Not quite. wxPython uses unicode internally (assuming you use a unicode build for 2.8 and prior) so there is no encoding needed if you give it unicode objects for widget values or whatever. Hence what JMF was suggesting earlier is basically to always use unicode and only encode/decode when needed at the "boundaries" of your application (such as when reading/writing data to files, network connections, etc.)

···

On 10/4/11 8:26 PM, Alex Hall wrote:

On 10/4/11, Robin Dunn<robin@alldunn.com> wrote:

On 10/4/11 5:35 PM, Alex Hall wrote:

On 10/4/11, jmfauth<wxjmfauth@gmail.com> wrote:

On 4 oct, 05:30, Alex Hall<mehg...@gmail.com> wrote:

There are several possible kinds of answers. I will choose
the less pleasant.

I have so far relied on wx.GetDefaultPyEncoding() to ...
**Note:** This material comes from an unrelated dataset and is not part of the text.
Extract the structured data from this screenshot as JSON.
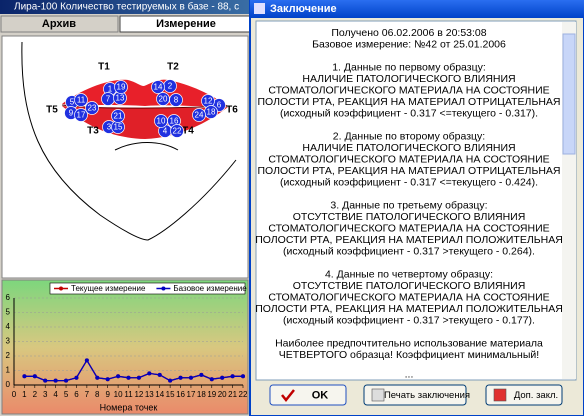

This is a design mistake. Work in a unicode mode, decode
early and encode late. This is the rule. Not only it will
not fail, it cann't fail.

Your problem is not on the Python or wxPython level, your
problem is on the "coding of the characters" level.
Python, which is handling all this stuff natively and in
in an extremely good and power way, only reflect this.
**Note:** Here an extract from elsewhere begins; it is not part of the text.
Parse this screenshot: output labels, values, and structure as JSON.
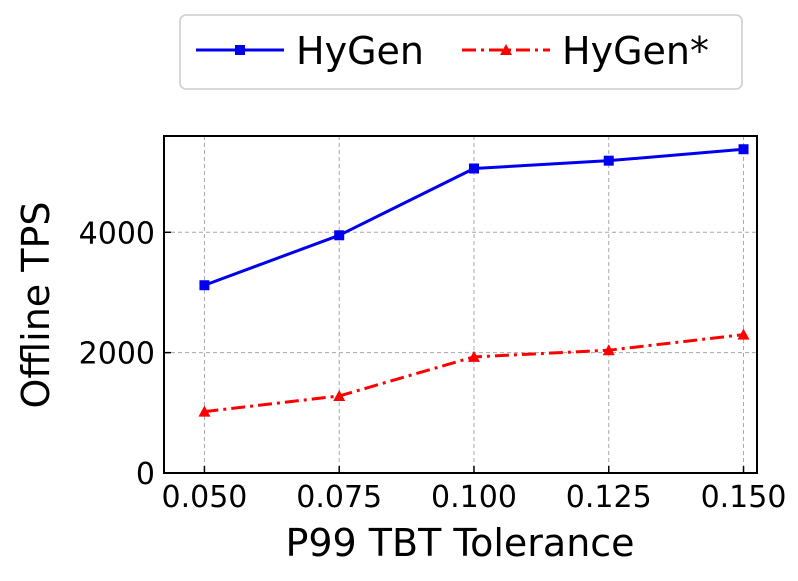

Here's the thing. I started this, as I imagine most people do, with
simple tests on the command line before I wrote the gui. In the
command line interface, some characters in the data I am pulling would
cause unicode encode errors, even though I was not encoding at all.
When I encoded, things worked. When I wrote the gui, I kept that
"lesson" in mind and so used the
String.encode(wx.GetDefaultPyEncoding()) method to encode any data
from the website I was going to output, and things always worked.
After your message, I removed all calls to this function, and now I
get no errors at all. I wonder why I got errors when not encoding for
the command line, then no errors when not encoding for my gui. Well,
at least it works now, thanks! Still, I am interested to hear just
what I was doing wrong.

Because Python is automatically going to try to encode any unicode
objects for output to the terminal using the default encoding, which is
usually ascii. By explicitly using wx.GetDefaultPyEncoding() then you
were more likely to be using the default encoding for your locale
instead, so it was able to handle more exotic content than the ascii
encoding, so you got less errors.

Ah, so wx already handles encoding then, unlike the terminal, so when
I tried to force encoding instead of letting Python and/or the os take
care of it in my gui, I restricted things and caused problems since I
was not letting Python just get on with outputting the optimal way?